Carlyle feels similarly about Jackman. "Hugh's incredible. Really something. And he was like that 15 years ago when we met. Hugh walked into a room and he owned it. He had star power."
What most people may not realize about Jackman, observes Carlyle, "is that he's everything he appears to be and more. That's truly him up there. That's his honesty and humility. He's the real thing. You not only get what you pay for, you get it in volumes. What makes Hugh a great actor is that he's comfortable in any skin. There're so many aspects to him -- romance, heart, warmth and humor. He also has that little edge that says, 'Don't mess with me!'"
Jackman states that when he started to look for someone to help him stage this show, Carlyle's name immediately sprang to mind. "I never forgot Warren's way of bringing out the best in me and everyone around him," he says. "His energy is infectious, and he's a natural leader. He has the rare ability of having real confidence in his vision and the extraordinary ability to listen to everyone around him, and to be able to push everyone to be their best. Warren's also one of the most gracious, appreciative and humble people I know, and has a work ethic that squeezes every ounce out of every day."
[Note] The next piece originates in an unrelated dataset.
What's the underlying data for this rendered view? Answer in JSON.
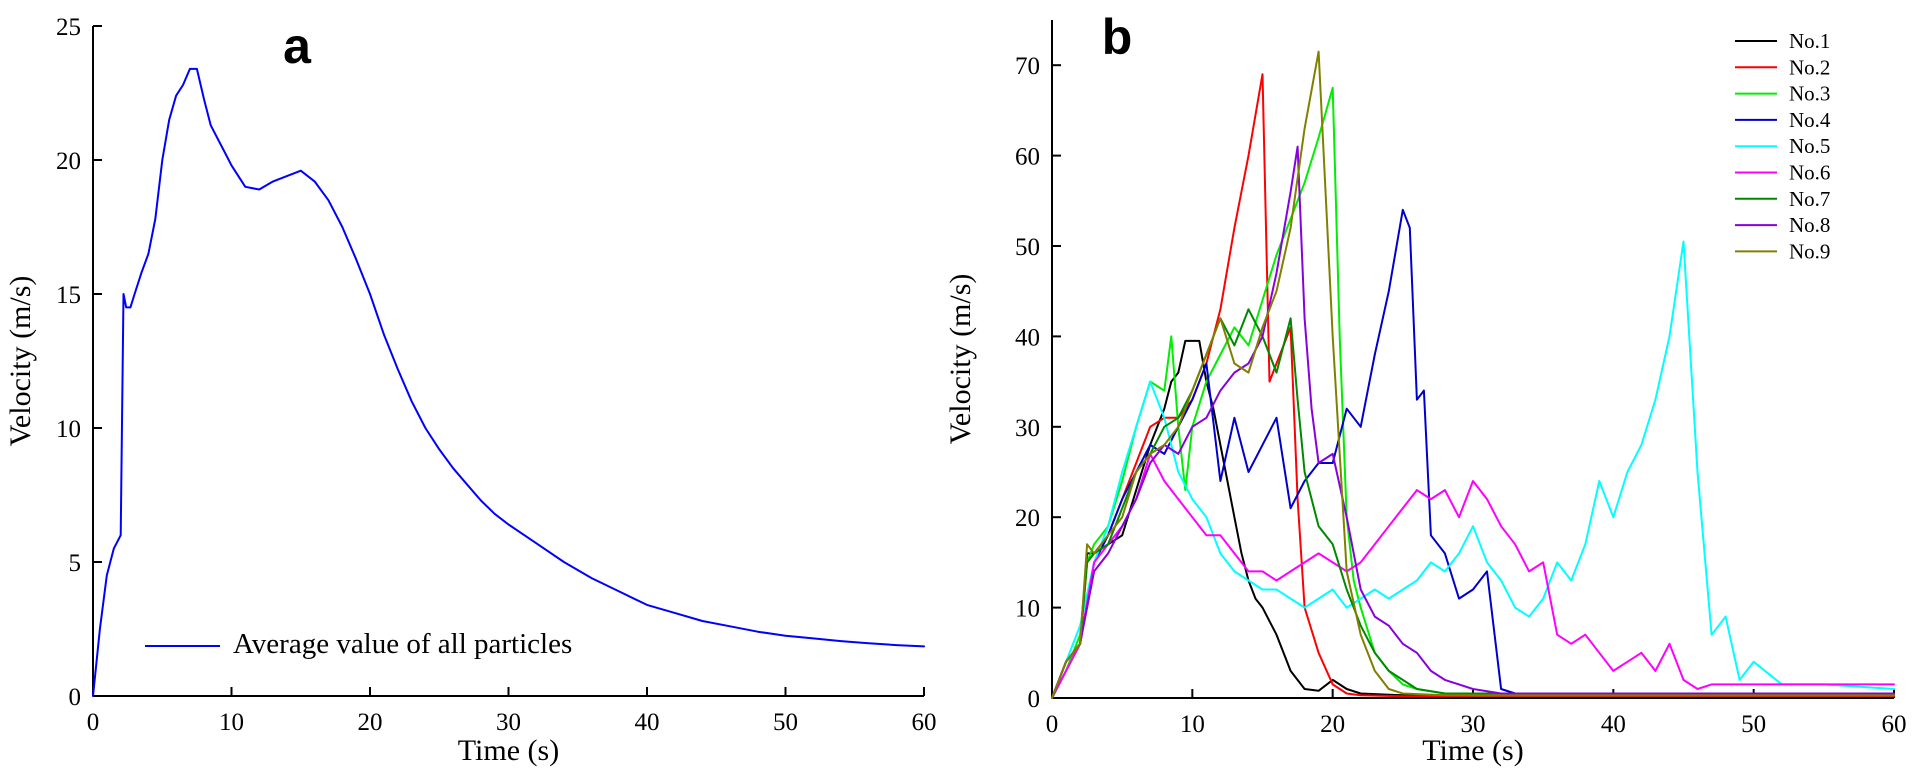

Carlyle says that he and Jackman wanted to make Back on Broadway a love letter to New York. "It's quite different than it was in San Francisco and Toronto. In Toronto, Hugh didn't sing 'I Love New York.' We had quite a wonderful time working on the Broadway medley, which debuted here. Hugh loves New York City. He and his family get about and do things."
Cotton Club Parade, the inaugural co-production of City Center and Jazz at Lincoln Center, and the reimagining of Duke Ellington revues of the late 20s at the legendary Harlem nightspot, is a big jump for Carlyle. "As far as the music, there's nothing better than Ellington. But, being able to work with [music director] Wynton Marsalis is another dream come true. He's not only a musical genius but the keeper of the flame for jazz in the U.S."
He sees the revue as an opportunity "to evoke the Cotton Club era and the music I love so to recreate the excitement of seeing such performers as the Nicholas Brothers, Bessie Smith, Ethel Waters and Lena Horne."
In the case of Follies, Carlyle had worked with director Eric Schaeffer on the Kennedy Center's May, 2006 revival of Mame, starring Christine Baranski. "Believe it or not," states Carlyle, "Eric and I began talking then about doing a revival of Follies. It only took five years!"